Rep: Dyah Ratna Meta Novia/ Red: Heri Ruslan
Joko Widodo (Jokowi)
Foto: Wihdan/Republika
Joko Widodo (Jokowi)

REPUBLIKA.CO.ID, JAKARTA - Hasil survei Indikator Politik Indonesia (IPI) menyatakan, semakin tinggi elektabilitas Gubernur DKI Jakarta Joko Widodo (Jokowi) maka semakin semakin turun elektabilitas Ketua Umum PDI Perjuangan Megawati Soekarnoputri. Hal ini menunjukkan, pemilih Megawati beralih memilih Jokowi.

Direktur Eksekutif Indikator Politik Indonesia Burhanuddin Muhtadi mengatakan, jika Megawati yang maju menjadi calon presiden (capres) maka perolehan suara Megawati hanya sebesar 17 persen, Aburizal Bakrie (Ical) sebesar 23,8 persen, dan Prabowo Subiakto sebesar 29,1 persen.

Tapi, kata dia, jika Jokowi yang maju sebagai capres dari PDI perjuangan maka perolehan suara Jokowi sebesar 49,1 persen, Ical sebesar 13,2 persen, dan Prabowo sebesar 17,5 persen.

Dia menambahkan, jika Jokowi maju maka pemilih yang belum memutuskan untuk memilih sebanyak 20,2 persen. Sedangkan, kalau Megawati yang maju maka pemilih yang belum memutuskan untuk memilih sebanyak 29,4 persen. "Ini berarti, kalau Jokowi tidak maju nyapres maka potensi golput naik sembilan persen," kata Burhanuddin, Ahad (1/12).

Jika pemilihan presiden dilakukan saat ini, terang Burhanuddin, Jokowi mendapatkan suara paling tinggi, yakni sebesar 18 persen, disusul Prabowo sebesar 6,9 persen, Ical sebesar 5,7 persen, Wiranto sebesar 4,2 persen, Susilo Bambang Yudhoyono (SBY) sebesar 2,7 persen, Megawati sebesar 2,3 persen, dan Jusuf Kalla 1,4 persen.

"Jokowi memang tertinggi, tapi Jokowi belum melekat ketokohannya, artinya saat responden ditanya secara spontan, mereka yang memilih Jokowi belum 50 persen, beda dengan SBY yang sangat melekat dulu," kata Burhanuddin.
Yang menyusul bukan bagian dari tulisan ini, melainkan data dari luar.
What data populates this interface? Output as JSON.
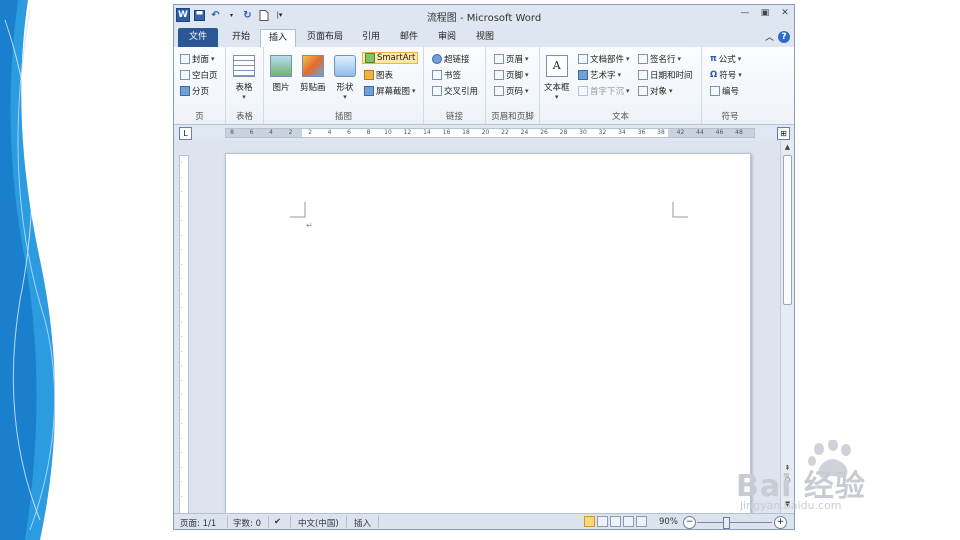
{
  "window": {
    "title": "流程图 - Microsoft Word"
  },
  "qat": [
    "word-logo",
    "save-icon",
    "undo-icon",
    "redo-icon",
    "new-doc-icon",
    "customize-icon"
  ],
  "tabs": [
    {
      "label": "文件"
    },
    {
      "label": "开始"
    },
    {
      "label": "插入"
    },
    {
      "label": "页面布局"
    },
    {
      "label": "引用"
    },
    {
      "label": "邮件"
    },
    {
      "label": "审阅"
    },
    {
      "label": "视图"
    }
  ],
  "active_tab": "插入",
  "ribbon": {
    "pages": {
      "label": "页",
      "items": [
        {
          "label": "封面"
        },
        {
          "label": "空白页"
        },
        {
          "label": "分页"
        }
      ]
    },
    "tables": {
      "label": "表格",
      "items": [
        {
          "label": "表格"
        }
      ]
    },
    "illustrations": {
      "label": "插图",
      "items": [
        {
          "label": "图片"
        },
        {
          "label": "剪贴画"
        },
        {
          "label": "形状"
        },
        {
          "label": "SmartArt"
        },
        {
          "label": "图表"
        },
        {
          "label": "屏幕截图"
        }
      ]
    },
    "links": {
      "label": "链接",
      "items": [
        {
          "label": "超链接"
        },
        {
          "label": "书签"
        },
        {
          "label": "交叉引用"
        }
      ]
    },
    "header_footer": {
      "label": "页眉和页脚",
      "items": [
        {
          "label": "页眉"
        },
        {
          "label": "页脚"
        },
        {
          "label": "页码"
        }
      ]
    },
    "text": {
      "label": "文本",
      "items": [
        {
          "label": "文本框"
        },
        {
          "label": "文档部件"
        },
        {
          "label": "艺术字"
        },
        {
          "label": "首字下沉"
        },
        {
          "label": "签名行"
        },
        {
          "label": "日期和时间"
        },
        {
          "label": "对象"
        }
      ]
    },
    "symbols": {
      "label": "符号",
      "items": [
        {
          "label": "公式"
        },
        {
          "label": "符号"
        },
        {
          "label": "编号"
        }
      ]
    }
  },
  "ruler": {
    "ticks": [
      "8",
      "6",
      "4",
      "2",
      "2",
      "4",
      "6",
      "8",
      "10",
      "12",
      "14",
      "16",
      "18",
      "20",
      "22",
      "24",
      "26",
      "28",
      "30",
      "32",
      "34",
      "36",
      "38",
      "42",
      "44",
      "46",
      "48"
    ]
  },
  "status": {
    "page": "页面: 1/1",
    "words": "字数: 0",
    "language": "中文(中国)",
    "mode": "插入",
    "zoom": "90%"
  },
  "watermark": {
    "text": "Bai 经验",
    "url": "jingyan.baidu.com"
  }
}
Sebenarnya, lanjut Burhanuddin, masing-masing capres sudah dikenal perbedaannya. Jokowi dianggap kurang pintar, Prabowo dianggap paling tegas, dan Ical dianggap paling pintar.

Selain itu, menurut Burhanuddin, berdasarkan survei yang dilakukan Indikator Politik Indonesia, Jokowi dinilai sebagai capres paling jujur sebesar 20 persen. Sedangkan, kejujuran capres lain dinilai masih jauh di bawah Jokowi, misalnya, kejujuran Aburizal Bakrie hanya sebesar enam persen, Prabowo enam persen, Wiranto empat persen, dan Megawati hanya tiga persen.
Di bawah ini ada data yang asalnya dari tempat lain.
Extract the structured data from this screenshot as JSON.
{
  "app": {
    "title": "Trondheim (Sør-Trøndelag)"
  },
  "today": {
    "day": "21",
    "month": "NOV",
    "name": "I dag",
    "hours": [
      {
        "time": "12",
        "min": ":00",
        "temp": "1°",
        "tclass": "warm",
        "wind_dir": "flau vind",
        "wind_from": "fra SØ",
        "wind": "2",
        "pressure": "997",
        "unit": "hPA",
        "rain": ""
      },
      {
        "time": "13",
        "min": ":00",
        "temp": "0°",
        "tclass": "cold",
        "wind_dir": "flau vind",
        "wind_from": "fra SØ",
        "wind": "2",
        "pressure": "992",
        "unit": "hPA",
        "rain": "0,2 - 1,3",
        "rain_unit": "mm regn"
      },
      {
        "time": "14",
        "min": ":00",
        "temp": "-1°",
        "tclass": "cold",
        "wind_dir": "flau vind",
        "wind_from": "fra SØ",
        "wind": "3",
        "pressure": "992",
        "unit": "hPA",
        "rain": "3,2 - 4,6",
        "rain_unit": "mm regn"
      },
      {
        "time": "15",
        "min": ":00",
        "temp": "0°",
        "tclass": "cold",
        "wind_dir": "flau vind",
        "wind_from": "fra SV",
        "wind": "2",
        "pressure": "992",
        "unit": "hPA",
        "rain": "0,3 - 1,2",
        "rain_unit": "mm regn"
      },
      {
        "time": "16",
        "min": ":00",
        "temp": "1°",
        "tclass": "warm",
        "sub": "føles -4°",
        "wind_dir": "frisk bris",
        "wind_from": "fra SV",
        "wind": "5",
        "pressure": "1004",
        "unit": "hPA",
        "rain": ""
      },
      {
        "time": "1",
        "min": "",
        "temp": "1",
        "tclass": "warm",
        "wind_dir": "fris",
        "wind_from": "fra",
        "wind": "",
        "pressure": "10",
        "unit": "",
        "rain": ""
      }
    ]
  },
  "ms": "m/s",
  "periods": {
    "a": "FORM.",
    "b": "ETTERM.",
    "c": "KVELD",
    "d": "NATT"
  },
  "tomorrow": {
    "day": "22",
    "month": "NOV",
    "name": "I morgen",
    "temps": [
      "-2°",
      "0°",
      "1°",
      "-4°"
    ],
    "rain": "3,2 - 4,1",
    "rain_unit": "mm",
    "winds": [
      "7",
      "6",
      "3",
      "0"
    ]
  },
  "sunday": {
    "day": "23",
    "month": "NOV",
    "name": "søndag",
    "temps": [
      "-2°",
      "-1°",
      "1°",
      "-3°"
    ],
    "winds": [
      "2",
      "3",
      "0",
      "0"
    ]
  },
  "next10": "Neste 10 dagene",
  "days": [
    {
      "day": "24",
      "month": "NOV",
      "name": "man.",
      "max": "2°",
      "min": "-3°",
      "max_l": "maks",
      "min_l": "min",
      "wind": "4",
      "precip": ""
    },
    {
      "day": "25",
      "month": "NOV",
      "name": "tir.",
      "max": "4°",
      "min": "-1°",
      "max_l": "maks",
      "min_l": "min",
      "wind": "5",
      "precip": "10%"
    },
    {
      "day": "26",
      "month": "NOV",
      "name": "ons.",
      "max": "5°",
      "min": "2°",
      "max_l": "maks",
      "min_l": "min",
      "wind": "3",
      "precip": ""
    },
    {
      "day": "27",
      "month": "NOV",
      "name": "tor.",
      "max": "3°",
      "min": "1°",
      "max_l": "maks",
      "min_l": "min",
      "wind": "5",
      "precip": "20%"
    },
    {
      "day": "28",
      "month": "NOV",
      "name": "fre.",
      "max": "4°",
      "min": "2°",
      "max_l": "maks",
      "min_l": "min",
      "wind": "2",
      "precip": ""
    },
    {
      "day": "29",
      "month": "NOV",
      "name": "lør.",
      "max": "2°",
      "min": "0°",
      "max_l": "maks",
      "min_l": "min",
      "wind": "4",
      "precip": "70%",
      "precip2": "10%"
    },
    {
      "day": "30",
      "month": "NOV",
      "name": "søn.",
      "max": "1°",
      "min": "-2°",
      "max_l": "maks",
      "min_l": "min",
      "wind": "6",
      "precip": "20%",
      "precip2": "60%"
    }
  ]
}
Burhanuddin menambahkan, Jokowi kembali menempati posisi tertinggi, yakni sebesar 19 persen sebagai capres yang dinilai perhatian kepada rakyat, disusul Aburizal Bakrie sebesar lima persen, Prabowo lima persen, Wiranto lima persen, dan Megawati hanya dua persen. Namun, dalam hal kepintaran, Jokowi dianggap yang kurang pintar dan hanya meraih enam persen, Megawati sebesar nol persen, Wiranto sebesar empat persen, dan Prabowo sebesar delapan persen.
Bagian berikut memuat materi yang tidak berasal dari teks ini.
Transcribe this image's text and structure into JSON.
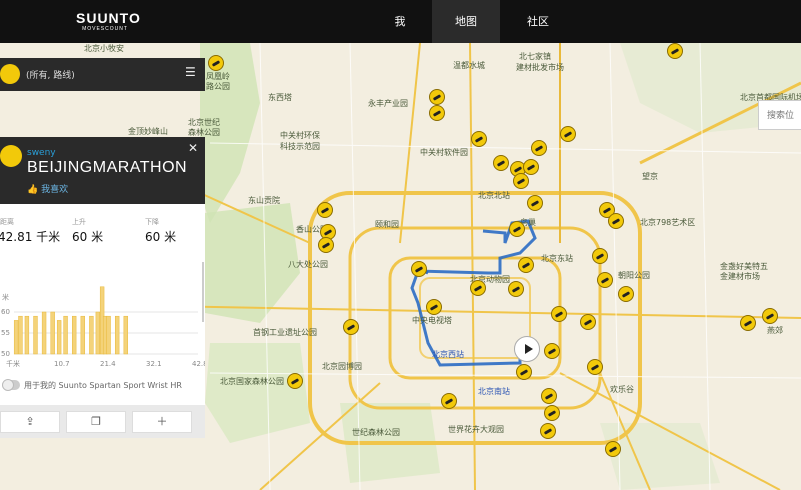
{
  "brand": {
    "name": "SUUNTO",
    "sub": "MOVESCOUNT"
  },
  "nav": [
    {
      "label": "我",
      "active": false
    },
    {
      "label": "地图",
      "active": true
    },
    {
      "label": "社区",
      "active": false
    }
  ],
  "search": {
    "placeholder": "搜索位"
  },
  "filter": {
    "text": "(所有, 路线)"
  },
  "route": {
    "user": "sweny",
    "title": "BEIJINGMARATHON",
    "like": "我喜欢",
    "stats": [
      {
        "label": "距离",
        "value": "42.81 千米"
      },
      {
        "label": "上升",
        "value": "60 米"
      },
      {
        "label": "下降",
        "value": "60 米"
      }
    ],
    "device_label": "用于我的 Suunto Spartan Sport Wrist HR",
    "buttons": [
      {
        "icon": "upload-icon"
      },
      {
        "icon": "copy-icon"
      },
      {
        "icon": "plus-icon"
      }
    ]
  },
  "chart_data": {
    "type": "bar",
    "ylabel": "米",
    "yticks": [
      "60",
      "55",
      "50"
    ],
    "xticks": [
      "千米",
      "10.7",
      "21.4",
      "32.1",
      "42.8"
    ],
    "x": [
      0.5,
      1.5,
      3,
      5,
      7,
      9,
      10.5,
      12,
      14,
      16,
      18,
      19.5,
      20.5,
      21.2,
      22,
      24,
      26,
      27.5
    ],
    "values": [
      58,
      59,
      59,
      59,
      60,
      60,
      58,
      59,
      59,
      59,
      59,
      60,
      66,
      59,
      59,
      59,
      59,
      50
    ],
    "ylim": [
      50,
      70
    ],
    "xlim": [
      0,
      42.8
    ]
  },
  "map": {
    "labels": [
      {
        "text": "北京小牧安"
      },
      {
        "text": "温都水城"
      },
      {
        "text": "北七家镇"
      },
      {
        "text": "建材批发市场"
      },
      {
        "text": "凤凰岭"
      },
      {
        "text": "路公园"
      },
      {
        "text": "东西塔"
      },
      {
        "text": "永丰产业园"
      },
      {
        "text": "金顶妙峰山"
      },
      {
        "text": "北京世纪"
      },
      {
        "text": "森林公园"
      },
      {
        "text": "中关村环保"
      },
      {
        "text": "科技示范园"
      },
      {
        "text": "中关村软件园"
      },
      {
        "text": "北京北站"
      },
      {
        "text": "鸟巢"
      },
      {
        "text": "北京东站"
      },
      {
        "text": "东山贡院"
      },
      {
        "text": "颐和园"
      },
      {
        "text": "香山公园"
      },
      {
        "text": "八大处公园"
      },
      {
        "text": "北京动物园"
      },
      {
        "text": "首钢工业遗址公园"
      },
      {
        "text": "中央电视塔"
      },
      {
        "text": "北京西站"
      },
      {
        "text": "北京南站"
      },
      {
        "text": "北京国家森林公园"
      },
      {
        "text": "北京园博园"
      },
      {
        "text": "世纪森林公园"
      },
      {
        "text": "世界花卉大观园"
      },
      {
        "text": "北京首都国际机场"
      },
      {
        "text": "金盏好美特五"
      },
      {
        "text": "金建材市场"
      },
      {
        "text": "朝阳公园"
      },
      {
        "text": "欢乐谷"
      },
      {
        "text": "北京798艺术区"
      },
      {
        "text": "望京"
      },
      {
        "text": "燕郊"
      }
    ]
  }
}
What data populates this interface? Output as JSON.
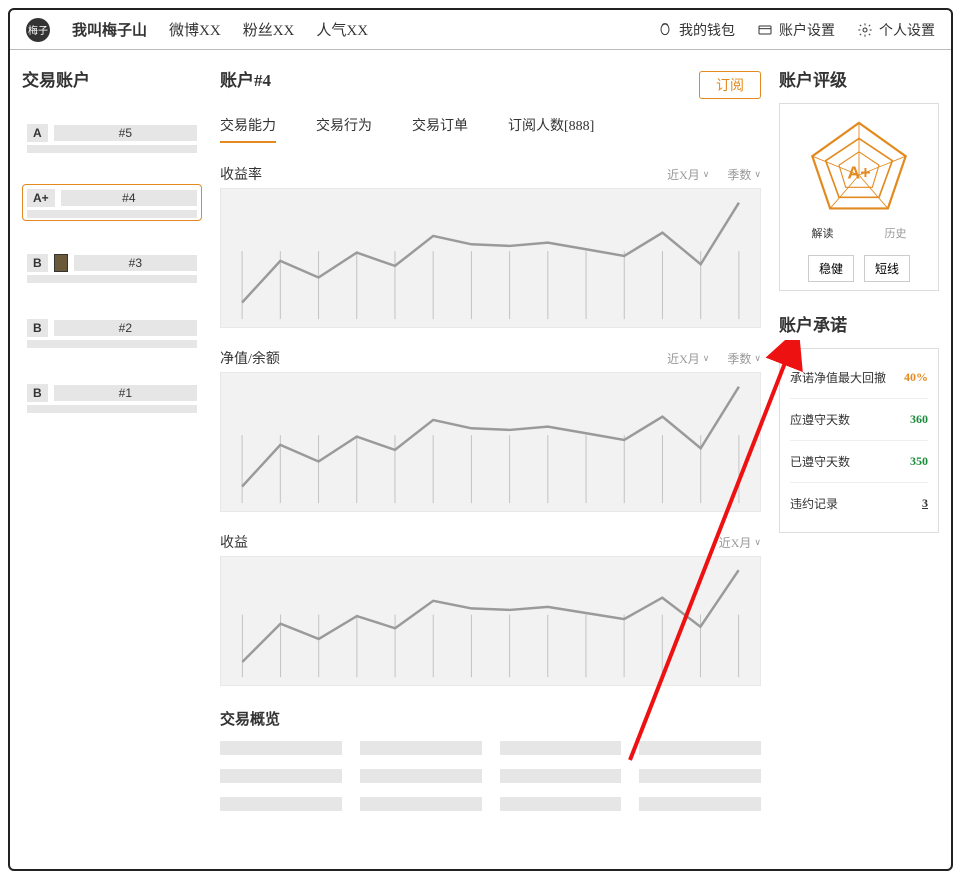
{
  "nav": {
    "logo_text": "梅子",
    "brand": "我叫梅子山",
    "links": [
      "微博XX",
      "粉丝XX",
      "人气XX"
    ],
    "right": [
      {
        "icon": "wallet-icon",
        "label": "我的钱包"
      },
      {
        "icon": "card-icon",
        "label": "账户设置"
      },
      {
        "icon": "gear-icon",
        "label": "个人设置"
      }
    ]
  },
  "sidebar": {
    "title": "交易账户",
    "accounts": [
      {
        "grade": "A",
        "name": "#5",
        "selected": false,
        "avatar": false
      },
      {
        "grade": "A+",
        "name": "#4",
        "selected": true,
        "avatar": false
      },
      {
        "grade": "B",
        "name": "#3",
        "selected": false,
        "avatar": true
      },
      {
        "grade": "B",
        "name": "#2",
        "selected": false,
        "avatar": false
      },
      {
        "grade": "B",
        "name": "#1",
        "selected": false,
        "avatar": false
      }
    ]
  },
  "center": {
    "title": "账户#4",
    "subscribe": "订阅",
    "tabs": [
      {
        "label": "交易能力",
        "active": true
      },
      {
        "label": "交易行为",
        "active": false
      },
      {
        "label": "交易订单",
        "active": false
      },
      {
        "label": "订阅人数[888]",
        "active": false
      }
    ],
    "charts": [
      {
        "title": "收益率",
        "ctrl1": "近X月",
        "ctrl2": "季数"
      },
      {
        "title": "净值/余额",
        "ctrl1": "近X月",
        "ctrl2": "季数"
      },
      {
        "title": "收益",
        "ctrl1": "近X月",
        "ctrl2": ""
      }
    ],
    "overview_title": "交易概览"
  },
  "rating": {
    "title": "账户评级",
    "grade": "A+",
    "tab1": "解读",
    "tab2": "历史",
    "btn1": "稳健",
    "btn2": "短线"
  },
  "promise": {
    "title": "账户承诺",
    "rows": [
      {
        "label": "承诺净值最大回撤",
        "value": "40%",
        "cls": "val-orange"
      },
      {
        "label": "应遵守天数",
        "value": "360",
        "cls": "val-green"
      },
      {
        "label": "已遵守天数",
        "value": "350",
        "cls": "val-green"
      },
      {
        "label": "违约记录",
        "value": "3",
        "cls": "val-underline"
      }
    ]
  },
  "chart_data": [
    {
      "type": "line",
      "title": "收益率",
      "x": [
        1,
        2,
        3,
        4,
        5,
        6,
        7,
        8,
        9,
        10,
        11,
        12,
        13,
        14
      ],
      "values": [
        10,
        35,
        25,
        40,
        32,
        50,
        45,
        44,
        46,
        42,
        38,
        52,
        33,
        70
      ],
      "grid": true
    },
    {
      "type": "line",
      "title": "净值/余额",
      "x": [
        1,
        2,
        3,
        4,
        5,
        6,
        7,
        8,
        9,
        10,
        11,
        12,
        13,
        14
      ],
      "values": [
        10,
        35,
        25,
        40,
        32,
        50,
        45,
        44,
        46,
        42,
        38,
        52,
        33,
        70
      ],
      "grid": true
    },
    {
      "type": "line",
      "title": "收益",
      "x": [
        1,
        2,
        3,
        4,
        5,
        6,
        7,
        8,
        9,
        10,
        11,
        12,
        13,
        14
      ],
      "values": [
        10,
        35,
        25,
        40,
        32,
        50,
        45,
        44,
        46,
        42,
        38,
        52,
        33,
        70
      ],
      "grid": true
    }
  ]
}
"Aburizal dianggap sebagai capres paling pintar, namun sayangnya masyarakat tidak menganggap pintar sebagai kriteria penting," kata Burhanuddin.

Wakil Sekretaris Jenderal PDI Perjuangan Hasto Kristyanto mengatakan, berdasarkan survei, rakyat lebih membutuhkan pemimpin jujur daripada pemimpin yang hanya pintar. Menurutnya, kriteria jujur akan dijadikan indikator penilaian di internal PDI Perjuangan.

"Saat dilakukan tes psikotes, kami akan memilih kader yang hasil psikotesnya jujur dan dapat dipercaya daripada yang punya banyak kapital. Sebab, saat ini Indonesia membutuhkan perubahan," kata Hasto.

Menurut Hasto, tugas partai politik adalah mempersiapkan calon pemimpin. Presiden yang dibutuhkan oleh rakyat, terang Hasto, adalah presiden yang menempuh jalan kerakyatan.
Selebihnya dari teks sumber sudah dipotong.